= Gardenesque =

Landscape design theory

The term gardenesque was introduced by John Claudius Loudon (1783-1843) in 1832 to describe a style of planting design in accordance with his 'Principle of Recognition'.

==Definitions==
Loudon was worried that picturesque planting could be mistaken for natural growth and argued that for a planting design to be recognizable as a work of art only exotic plants should be used. Later in his career Loudon accepted several other ways of making planting recognizable as art (1) by removing surrounding plants so that a perfect form of the plant was grown (2) by 'high keeping' (intensive maintenance) in a garden (3) by planting in geometrical beds. Though Loudon was clear about his reasons for introducing the gardenesque he gave varied accounts of how the principle could be satisfied. This has given the word a modern English usage which conforms with the etymology of the word ('like a garden') but differs from Loudon's uses of the word. The Oxford English Dictionary gives the following definitions:

Partaking of the character of a garden; somewhat resembling a garden or what belongs to a garden.

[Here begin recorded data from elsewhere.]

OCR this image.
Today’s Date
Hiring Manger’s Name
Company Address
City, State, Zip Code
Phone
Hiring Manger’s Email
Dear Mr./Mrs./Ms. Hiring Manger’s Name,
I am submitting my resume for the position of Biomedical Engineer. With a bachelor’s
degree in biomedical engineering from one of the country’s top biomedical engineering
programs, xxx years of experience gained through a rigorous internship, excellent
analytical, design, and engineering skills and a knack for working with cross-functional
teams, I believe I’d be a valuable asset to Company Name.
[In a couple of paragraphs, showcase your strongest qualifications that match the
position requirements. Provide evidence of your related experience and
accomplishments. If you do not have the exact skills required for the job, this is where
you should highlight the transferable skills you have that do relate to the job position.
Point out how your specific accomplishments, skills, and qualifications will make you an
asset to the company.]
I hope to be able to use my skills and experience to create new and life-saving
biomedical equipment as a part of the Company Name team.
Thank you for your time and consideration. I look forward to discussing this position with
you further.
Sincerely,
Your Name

The OED then gives several quotes illustrating various usages of the term:
- 1838 Loudon. Arboretium Brit., The expression of gardenesque beauty, in individual trees differs from the picturesque, in being . . at all times regular or symmetrical
- 1839 — Repton's Landsc. Garden (1840) Introd. 8 This change has given rise to a school we call Gardenesque; the characteristic feature of which is the display of the beauty of trees, and other plants individually.
- 1880-1 Libr. Univ. Knowl. (N.Y.) XI. 306 [Boston Common 'public garden'] is kept in gardenesque style as an arboretum and botanical garden.
- 1881 Gard. Chron No. 417.816 An attempt to give a sort of gardenesque character to a slope within view of the Castle by planting dwarf hardy shrubs in a formal arrangement of beds.
- 1896 Punch 29 Aug. 100/2 No, by heavens, let the gardenesque perish Ere ever I axe that familiar old thorn!